The paper introduces a model that aims to learn from natural language sentences. The ability to learn from natural language input is important goal of Machine Learning that is actively pursued by many researchers. Such ability will increase the opportunities of supervised learning by overcoming the necessity of labeling large quantities of data samples. The data labeling may require enormous resources even though some of the work can be automated with libraries such as Stanford NLP that parse and annotate the text. Another example of such library is Google “Parsey McParseface” parser that has shown over 97% accuracy in part-of-speech tagging [D. Andor et al., 2016].
The goal of the paper is to create a model that can learn from the conversation by receiving a natural language feedback. The model is an End-to-End Memory Network (MemN2N) [S. Sukhbaatar et al., 2015], that was also co-authored by J.Weston in 2015 and is a further expansion of the idea of Memory Networks [J. Weston et al., 2014]. This network architecture demonstrated high performance in language understanding tasks on bAbI datasets and show advantage in some tasks over LSTM based competitors. In short, the network architecture has two components: Memory Module that contains memory vectors and Controller Module that can access these memory vectors with addressing vectors. The Controller can modify the internal state memory with memory vectors from Memory Module, forming the next memory state.
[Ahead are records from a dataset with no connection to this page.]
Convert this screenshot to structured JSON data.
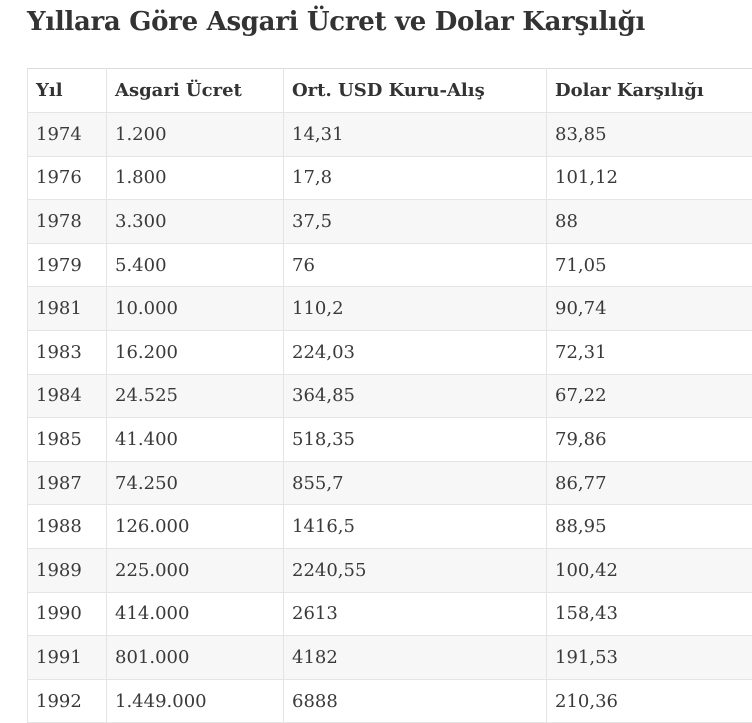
{
  "page": {
    "title": "Yıllara Göre Asgari Ücret ve Dolar Karşılığı"
  },
  "table": {
    "headers": [
      "Yıl",
      "Asgari Ücret",
      "Ort. USD Kuru-Alış",
      "Dolar Karşılığı"
    ],
    "rows": [
      [
        "1974",
        "1.200",
        "14,31",
        "83,85"
      ],
      [
        "1976",
        "1.800",
        "17,8",
        "101,12"
      ],
      [
        "1978",
        "3.300",
        "37,5",
        "88"
      ],
      [
        "1979",
        "5.400",
        "76",
        "71,05"
      ],
      [
        "1981",
        "10.000",
        "110,2",
        "90,74"
      ],
      [
        "1983",
        "16.200",
        "224,03",
        "72,31"
      ],
      [
        "1984",
        "24.525",
        "364,85",
        "67,22"
      ],
      [
        "1985",
        "41.400",
        "518,35",
        "79,86"
      ],
      [
        "1987",
        "74.250",
        "855,7",
        "86,77"
      ],
      [
        "1988",
        "126.000",
        "1416,5",
        "88,95"
      ],
      [
        "1989",
        "225.000",
        "2240,55",
        "100,42"
      ],
      [
        "1990",
        "414.000",
        "2613",
        "158,43"
      ],
      [
        "1991",
        "801.000",
        "4182",
        "191,53"
      ],
      [
        "1992",
        "1.449.000",
        "6888",
        "210,36"
      ]
    ]
  }
}
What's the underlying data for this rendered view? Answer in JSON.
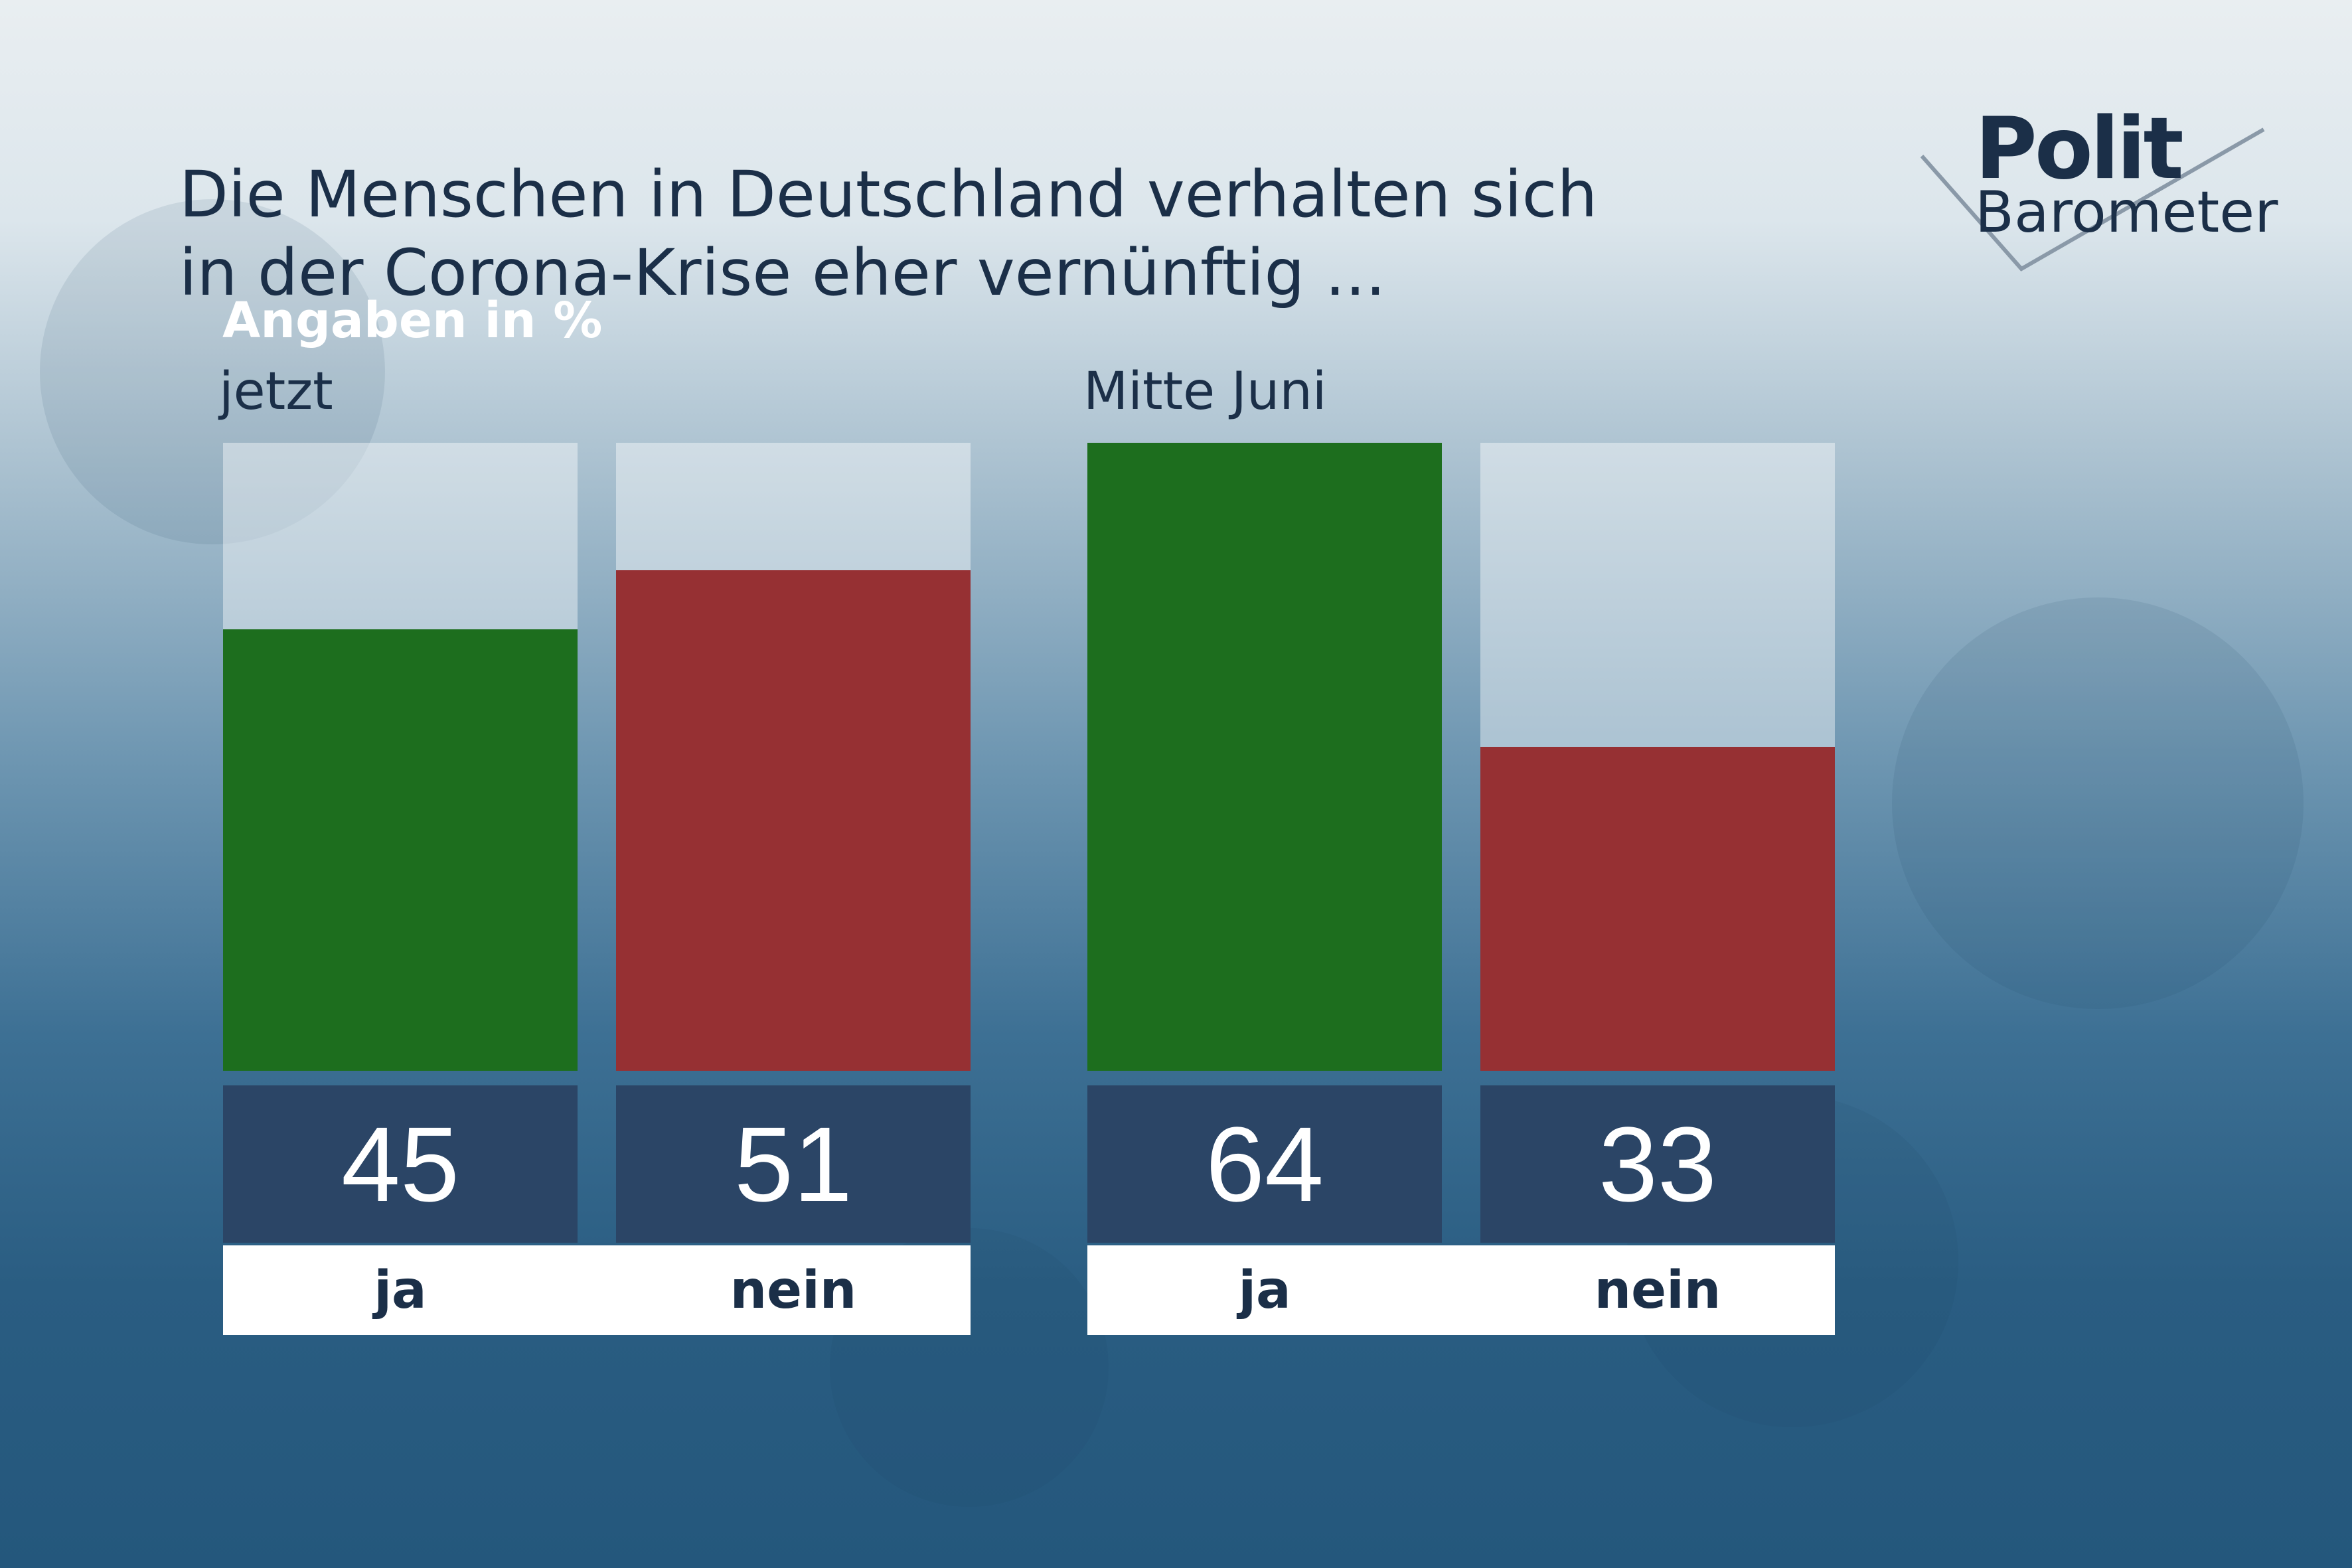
{
  "header": {
    "title_line1": "Die Menschen in Deutschland verhalten sich",
    "title_line2": "in der Corona-Krise eher vernünftig ...",
    "subtitle": "Angaben in %"
  },
  "logo": {
    "line1": "Polit",
    "line2": "Barometer"
  },
  "colors": {
    "ja": "#1d6e1e",
    "nein": "#963033",
    "value_box": "#2b4566",
    "title_text": "#1b2f48"
  },
  "chart_data": [
    {
      "type": "bar",
      "group_label": "jetzt",
      "categories": [
        "ja",
        "nein"
      ],
      "values": [
        45,
        51
      ],
      "value_labels": [
        "45",
        "51"
      ],
      "ylim": [
        0,
        64
      ]
    },
    {
      "type": "bar",
      "group_label": "Mitte Juni",
      "categories": [
        "ja",
        "nein"
      ],
      "values": [
        64,
        33
      ],
      "value_labels": [
        "64",
        "33"
      ],
      "ylim": [
        0,
        64
      ]
    }
  ]
}
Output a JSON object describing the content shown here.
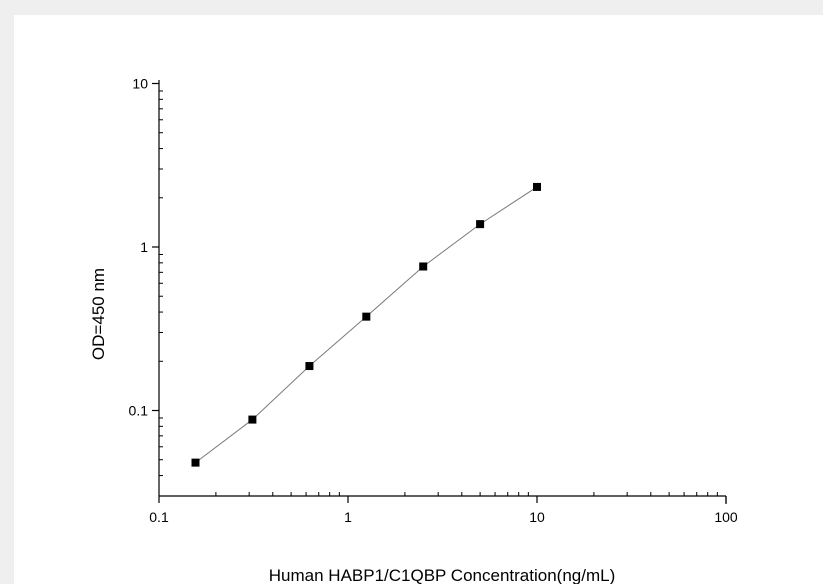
{
  "chart_data": {
    "type": "scatter",
    "title": "",
    "xlabel": "Human HABP1/C1QBP Concentration(ng/mL)",
    "ylabel": "OD=450 nm",
    "x_scale": "log",
    "y_scale": "log",
    "xlim": [
      0.1,
      100
    ],
    "ylim": [
      0.03,
      10
    ],
    "x_ticks": [
      "0.1",
      "1",
      "10",
      "100"
    ],
    "y_ticks": [
      "0.1",
      "1",
      "10"
    ],
    "grid": false,
    "legend": "none",
    "connect_points": true,
    "series": [
      {
        "x": [
          0.156,
          0.312,
          0.625,
          1.25,
          2.5,
          5,
          10
        ],
        "y": [
          0.048,
          0.088,
          0.187,
          0.375,
          0.76,
          1.38,
          2.33
        ]
      }
    ]
  }
}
The author evaluates multiple learning scenarios with different types of feedback. Feedback used in the experiments had 12 variations: 6 for positive and 6 for negative feedback. Even though the author does not explain the reason of selecting this particular number of templates, I assume his attempt was to select enough templates to make the dialog more natural. Moreover, only few feedback templates were listed in the paper. In some experiment scenarios natural language feedbacks were also supplemented by additional signals as a reward for the agent. Such rewards were used to reinforce the distinction between positive and negative text feedback. Now, if we step from this paper for the moment and think about intelligent agents in general, there could be different ways to generate such reward signals. When interacting with humans the agents can analyze non-verbal information of humans and use them as reward signals for similar systems. For example, even tone of human voice can be a great resource of such information.
In addition to reward based learning, the model attempts to predict a possible answer based on the previous answers. This mode is briefly described but it looks like selection of the most possible answer resembles a classifier for the learning agent answers that augments the MemN2N. Therefore, the resulting answer will use information from both the learning agent and the expert.
- Weston, Jason E. “Dialog-based language learning.” In Advances in Neural Information Processing Systems, pp. 829-837. 2016.
- Andor, Daniel, Chris Alberti, David Weiss, Aliaksei Severyn, Alessandro Presta, Kuzman Ganchev, Slav Petrov, and Michael Collins. “Globally normalized transition-based neural networks.” arXiv preprint arXiv:1603.06042 (2016).
- Sukhbaatar, Sainbayar, Jason Weston, and Rob Fergus. “End-to-end memory networks.” In Advances in neural information processing systems, pp. 2440-2448. 2015.
- Weston, Jason, Sumit Chopra, and Antoine Bordes. “Memory networks.” arXiv preprint arXiv:1410.3916 (2014).